28th Oct 2024
Había una ballena, hermosa y grande, nadando en el azul mar. Su nombre era Melodía. Le encantaba cantar canciones suaves y dulces. Los peces pequeños la escuchaban y se sentían felices.
Melodía nadaba con alegría, su canto llenaba el océano. Los peces de colores venían a escucharla. "¡Hola, Melodía!" decían, moviendo sus aletas. Ella sonreía y continuaba cantando.

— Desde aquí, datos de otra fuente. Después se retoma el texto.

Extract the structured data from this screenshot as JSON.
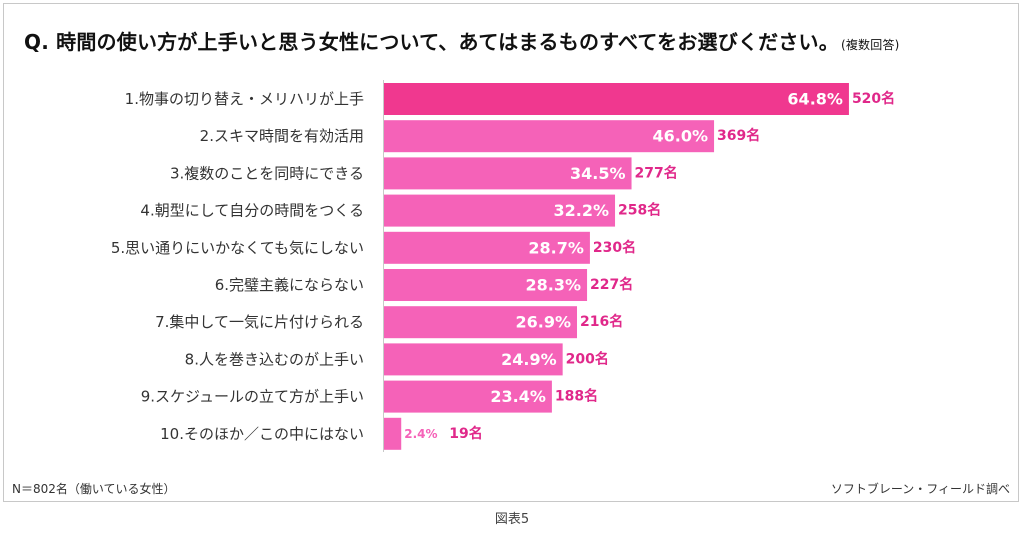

Un día, un pez payaso se acercó. "Yo me perdí en el océano," dijo con tristeza. "¿Puedes ayudarme a volver a casa?" Melodía sonrió y dijo: "¡Sigamos mi canción!"

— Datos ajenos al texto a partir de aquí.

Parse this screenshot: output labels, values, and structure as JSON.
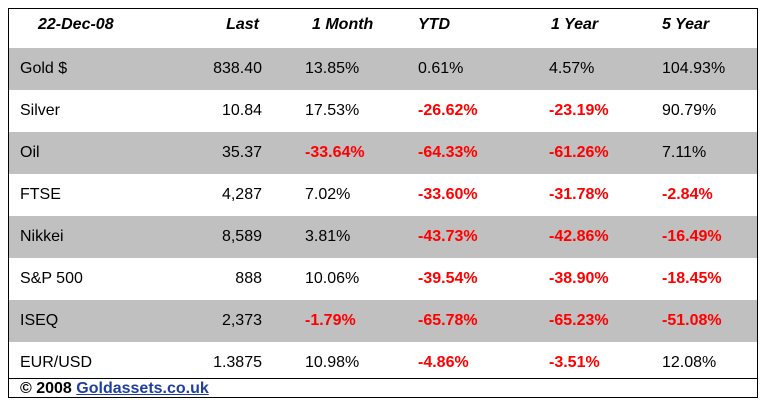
{
  "table": {
    "header": [
      "22-Dec-08",
      "Last",
      "1 Month",
      "YTD",
      "1 Year",
      "5 Year"
    ],
    "rows": [
      [
        "Gold $",
        "838.40",
        "13.85%",
        "0.61%",
        "4.57%",
        "104.93%"
      ],
      [
        "Silver",
        "10.84",
        "17.53%",
        "-26.62%",
        "-23.19%",
        "90.79%"
      ],
      [
        "Oil",
        "35.37",
        "-33.64%",
        "-64.33%",
        "-61.26%",
        "7.11%"
      ],
      [
        "FTSE",
        "4,287",
        "7.02%",
        "-33.60%",
        "-31.78%",
        "-2.84%"
      ],
      [
        "Nikkei",
        "8,589",
        "3.81%",
        "-43.73%",
        "-42.86%",
        "-16.49%"
      ],
      [
        "S&P 500",
        "888",
        "10.06%",
        "-39.54%",
        "-38.90%",
        "-18.45%"
      ],
      [
        "ISEQ",
        "2,373",
        "-1.79%",
        "-65.78%",
        "-65.23%",
        "-51.08%"
      ],
      [
        "EUR/USD",
        "1.3875",
        "10.98%",
        "-4.86%",
        "-3.51%",
        "12.08%"
      ]
    ]
  },
  "footer": {
    "copyright": "© 2008",
    "link": "Goldassets.co.uk"
  }
}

Melodía comenzó a cantar un nuevo verso. Su canto flotaba en el agua y guiaba al pez payaso. "Sigue la música, estarás en casa pronto," le decía con su melodía.
Mientras nadaban, se encontraron con un pez espada. "¡Hola!" dijo el pez espada. "Me he perdido también. ¿Puedo unirme a su viaje?" Melodía asintió y comenzó a cantar de nuevo.
Los distintivos sonidos de su voz llenaban el océano. Melodía ayudaba a todos los peces a encontrar su hogar. "¡Todos juntos, sigamos la canción!" animaba.
Luego, se unió un delfín. "Me encanta su canto, Melodía. ¡Déjame ayudarte!" Y empezó a saltar y bailar al ritmo de la melodía, todos sonreían.
Melodía, el pez payaso, el pez espada y el delfín nadaban juntos. Su risa y su canto llenaban el océano de alegría. Todos eran amigos ahora.
Finalmente, llegaron a un hermoso arrecife. "¡Estamos en casa!" gritó el pez payaso. Melodía sonrió feliz y cantó una hermosa canción de despedida.
La ballena nadó hacia el horizonte, con su melodiosa canción. Sabía que siempre ayudaría a sus amigos en el océano, y su corazón estaba lleno de amor.